If you’ve been lately paying attention to the fintech scene and its evolving trends, you might have already noticed a wind of change, fostering a culture of gender equality and diversity.

But where does it come from? How does fintech as an industry support women who aspire to a leadership role in an environment which looks like a sector founded for men, run by men? Why is it important that companies put more effort into bringing more diversity onboard? What role will fintech and the financial services industry play in making women part of the gender equation?

“The number of CEOs named ‘John’ is higher than the number of female CEOs overall”

– panellist quote during the 2015 Innovate Finance Global Summit included in McKinsey`s “Power Women in FinTech Index: Bridging the Gender Gap” whitepaper –

In recent years, the debate about the lack of women – and leadership opportunities – in this sector has got more and more traction and for a good reason. We keep hearing thought leaders and experts talk about fintech and its potential to disrupt the whole financial services industry and beyond. But truth be told, beyond all the technological potential and the innovation, the industry still scores low on gender diversity and inclusion. After all, we are talking about a sector which has been driven by technology (IT) and finance  – traditionally male-dominated domains.

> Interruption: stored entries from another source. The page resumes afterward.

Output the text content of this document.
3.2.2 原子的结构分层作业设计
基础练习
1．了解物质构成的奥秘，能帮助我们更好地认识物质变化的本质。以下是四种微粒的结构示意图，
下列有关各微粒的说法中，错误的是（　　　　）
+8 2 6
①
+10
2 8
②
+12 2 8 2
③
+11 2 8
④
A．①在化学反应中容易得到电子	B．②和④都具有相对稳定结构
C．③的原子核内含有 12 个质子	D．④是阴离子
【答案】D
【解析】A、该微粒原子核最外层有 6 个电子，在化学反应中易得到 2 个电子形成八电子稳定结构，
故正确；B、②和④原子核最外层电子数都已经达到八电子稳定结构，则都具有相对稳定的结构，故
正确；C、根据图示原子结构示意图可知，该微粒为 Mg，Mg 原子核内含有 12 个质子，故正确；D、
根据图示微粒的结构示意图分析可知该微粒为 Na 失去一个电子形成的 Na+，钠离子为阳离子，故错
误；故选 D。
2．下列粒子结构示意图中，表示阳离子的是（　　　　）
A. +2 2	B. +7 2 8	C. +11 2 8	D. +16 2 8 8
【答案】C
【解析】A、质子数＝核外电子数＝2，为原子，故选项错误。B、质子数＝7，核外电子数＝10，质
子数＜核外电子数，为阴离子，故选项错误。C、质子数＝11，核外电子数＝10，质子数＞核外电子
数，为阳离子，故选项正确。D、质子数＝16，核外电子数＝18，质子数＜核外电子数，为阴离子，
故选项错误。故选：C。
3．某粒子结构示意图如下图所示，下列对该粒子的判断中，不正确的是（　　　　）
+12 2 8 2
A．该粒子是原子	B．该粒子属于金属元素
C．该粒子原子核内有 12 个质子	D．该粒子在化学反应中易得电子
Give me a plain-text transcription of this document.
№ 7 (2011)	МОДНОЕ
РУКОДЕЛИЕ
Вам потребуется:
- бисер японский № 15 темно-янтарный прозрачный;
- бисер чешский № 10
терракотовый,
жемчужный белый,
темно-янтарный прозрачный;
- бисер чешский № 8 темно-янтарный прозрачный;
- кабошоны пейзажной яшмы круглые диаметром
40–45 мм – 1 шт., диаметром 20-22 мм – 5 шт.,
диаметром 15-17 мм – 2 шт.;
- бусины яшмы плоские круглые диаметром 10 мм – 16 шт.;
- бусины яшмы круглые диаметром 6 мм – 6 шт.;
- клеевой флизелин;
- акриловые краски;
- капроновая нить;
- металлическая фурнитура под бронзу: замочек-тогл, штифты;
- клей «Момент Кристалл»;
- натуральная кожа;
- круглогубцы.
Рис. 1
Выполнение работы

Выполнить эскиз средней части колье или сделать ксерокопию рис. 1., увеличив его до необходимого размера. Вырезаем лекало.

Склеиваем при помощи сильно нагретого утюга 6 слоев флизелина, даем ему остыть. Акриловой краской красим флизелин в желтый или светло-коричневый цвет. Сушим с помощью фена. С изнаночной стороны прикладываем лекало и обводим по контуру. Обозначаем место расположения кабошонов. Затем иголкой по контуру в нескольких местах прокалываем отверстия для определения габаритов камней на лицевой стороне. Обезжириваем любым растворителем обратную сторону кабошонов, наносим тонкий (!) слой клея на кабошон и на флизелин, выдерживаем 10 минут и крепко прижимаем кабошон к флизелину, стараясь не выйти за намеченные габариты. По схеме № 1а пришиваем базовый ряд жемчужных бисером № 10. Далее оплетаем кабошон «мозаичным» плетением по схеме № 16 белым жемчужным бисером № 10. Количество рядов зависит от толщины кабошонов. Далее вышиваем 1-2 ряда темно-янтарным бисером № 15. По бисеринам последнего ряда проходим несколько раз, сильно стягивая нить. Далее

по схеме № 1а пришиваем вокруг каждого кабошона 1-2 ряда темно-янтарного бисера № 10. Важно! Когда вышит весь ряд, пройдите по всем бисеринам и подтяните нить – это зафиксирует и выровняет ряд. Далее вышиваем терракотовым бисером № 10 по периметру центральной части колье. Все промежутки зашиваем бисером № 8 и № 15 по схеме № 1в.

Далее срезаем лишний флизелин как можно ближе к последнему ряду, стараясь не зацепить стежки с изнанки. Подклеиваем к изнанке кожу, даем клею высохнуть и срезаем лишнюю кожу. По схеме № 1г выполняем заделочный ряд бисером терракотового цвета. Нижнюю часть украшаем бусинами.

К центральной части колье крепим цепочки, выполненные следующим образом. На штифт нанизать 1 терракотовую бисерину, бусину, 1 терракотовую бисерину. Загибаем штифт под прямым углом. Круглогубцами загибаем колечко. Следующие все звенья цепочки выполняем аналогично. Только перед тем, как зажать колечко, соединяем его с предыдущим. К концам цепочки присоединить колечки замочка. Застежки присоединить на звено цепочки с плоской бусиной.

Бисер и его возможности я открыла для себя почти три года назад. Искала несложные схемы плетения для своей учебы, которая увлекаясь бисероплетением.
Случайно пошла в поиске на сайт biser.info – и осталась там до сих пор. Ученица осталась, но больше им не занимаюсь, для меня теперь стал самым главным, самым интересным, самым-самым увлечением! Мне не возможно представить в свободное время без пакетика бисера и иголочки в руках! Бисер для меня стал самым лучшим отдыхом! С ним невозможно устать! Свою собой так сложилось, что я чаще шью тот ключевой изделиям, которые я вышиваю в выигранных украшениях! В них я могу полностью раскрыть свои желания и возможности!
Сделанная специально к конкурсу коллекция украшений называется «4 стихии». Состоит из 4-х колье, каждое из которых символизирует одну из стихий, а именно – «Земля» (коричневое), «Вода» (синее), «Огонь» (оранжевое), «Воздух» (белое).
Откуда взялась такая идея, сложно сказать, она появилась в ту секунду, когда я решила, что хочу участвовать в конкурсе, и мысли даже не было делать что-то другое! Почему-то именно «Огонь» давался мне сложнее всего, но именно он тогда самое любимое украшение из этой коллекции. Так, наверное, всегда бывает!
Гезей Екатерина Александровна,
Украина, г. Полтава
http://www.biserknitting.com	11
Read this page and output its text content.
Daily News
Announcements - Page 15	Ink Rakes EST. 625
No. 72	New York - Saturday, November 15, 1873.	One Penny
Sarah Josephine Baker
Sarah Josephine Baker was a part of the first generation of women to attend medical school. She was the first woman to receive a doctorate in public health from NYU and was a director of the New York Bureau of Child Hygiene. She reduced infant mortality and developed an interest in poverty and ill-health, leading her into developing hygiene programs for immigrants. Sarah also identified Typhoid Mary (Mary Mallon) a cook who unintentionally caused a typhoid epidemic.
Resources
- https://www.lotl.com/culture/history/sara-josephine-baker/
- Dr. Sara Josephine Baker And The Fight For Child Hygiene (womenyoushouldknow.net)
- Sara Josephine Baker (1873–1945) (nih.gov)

All these aspects have got people sitting up and taking note. And to avoid the implicit (gender) bias that might be attributed to the author of this blog post, let’s take a short look at the numbers:

  • in the UK fintech space, women represent 29% of the workforce, despite 47% of the workforce overall being female. Furthermore, only 17% of women hold leadership positions (source: a 2017 study by EY and Innovate Finance);
  • the percentage of women executives in fintech is only 8% worldwide, as compared with 22% in the major banks;
  • looking at the companies listed for the Fintech50, out of 124 founders only 6 are women;
  • women account for just 15% of all listed inventors behind 9 million patent applications across 182 countries;
  • only 54% of women have access to senior level mentors;
  • just about 20% of medium and large firm managers worldwide and only 2% of bank CEOs are women. Interesting findings, given the fact that women account for half of the consumer base all the fintech products and services aim to reach.

No wonder why fintech has come under criticism for having a gender problem …

However, as gender-unbalanced as it may be, business is business. The reasons for the inherent lack of equality are various and do not constitute the topic of the present blog post. And to quote one of the most frequently used industry-specific lines: there is no silver bullet solution to this problem. So what do women do in order to change the bleak picture? Simple: they adopt a pro-active approach.

Key initiatives to keep an eye on

In recent years, industry-specific networking communities and organizations including Girls Who Code, Women in Payments, Women in Network Electronic Transaction and Women in Technology International have invested efforts in providing opportunities for women to share their experiences and connect with others, thus breaking the image of payments as a realm of male domination. And this is where the strongest echoes come from:

  • The European Women Payments Network (EWPN)

EWPN is a Pan-European network dedicated to bringing together women from EU/EEA member states, working in cards, fintech & payments. The community’s main objective is to create a professional and safe environment that encourages communication, trust, mentorship, leadership programmes, networking events and workshops.

EWPN is directly advocating for a more diverse and inclusive industry. More about the purpose and role of this network in the video below (video credits go to Vincent Everts):

And thank you Martha Mghendi-Fisher, EWPN & African Women in Fintech & Payments (AWFP), for sharing your thoughts below with our readers:

”The responsibility of fixing the issues in this industry is with everyone, not just management and senior executives. There are no better people than those working in the industry to suggest, find and implement solutions to fix these issues. They know the industry’s inside out, hence they are much better placed to offer tangible solutions. But we have to move away from just talking about the issues and start presenting solutions once and for all. The industry has no option than to follow suit and become more diverse. It’s no longer an option for them. If they don’t, then women, minorities and those underrepresented will build companies that cater for their needs. No demographic should be made to feel like beggars. We, at EWPN, hope to continue providing the platform for dialogues that will provide tangible solutions. We are very open to working, partnering and collaborating with organisations that can walk the talk and not view diversity as just another checklist item.”

  • The Rise Up program at Money 2020

In the light of the recent speeches delivered on the Money 2020 Las Vegas stage by key female industry leaders, Rise Up – a new accelerator program that helps ambitious women rise up within the financial services world is also worth mentioning. Here you can find an interview with Tracey Davies, Money 2020 President on the program mission and objectives.

Mind the gap! Does fintech have what it takes to close it?

Just like any new (or old)  kid on the tech block, fintech has an opportunity to show the entire industry its shortcomings and foster women empowerment. However, it is not the perfect solution for the gender gap in financial inclusion, since true equality will require change at so many levels.

Most importantly, it is great to see that efforts are certainly made in the right direction, that will help increase gender diversity in fintech today and tomorrow. A diversity which remains king (or, better said, queen), an essential ingredient to innovation.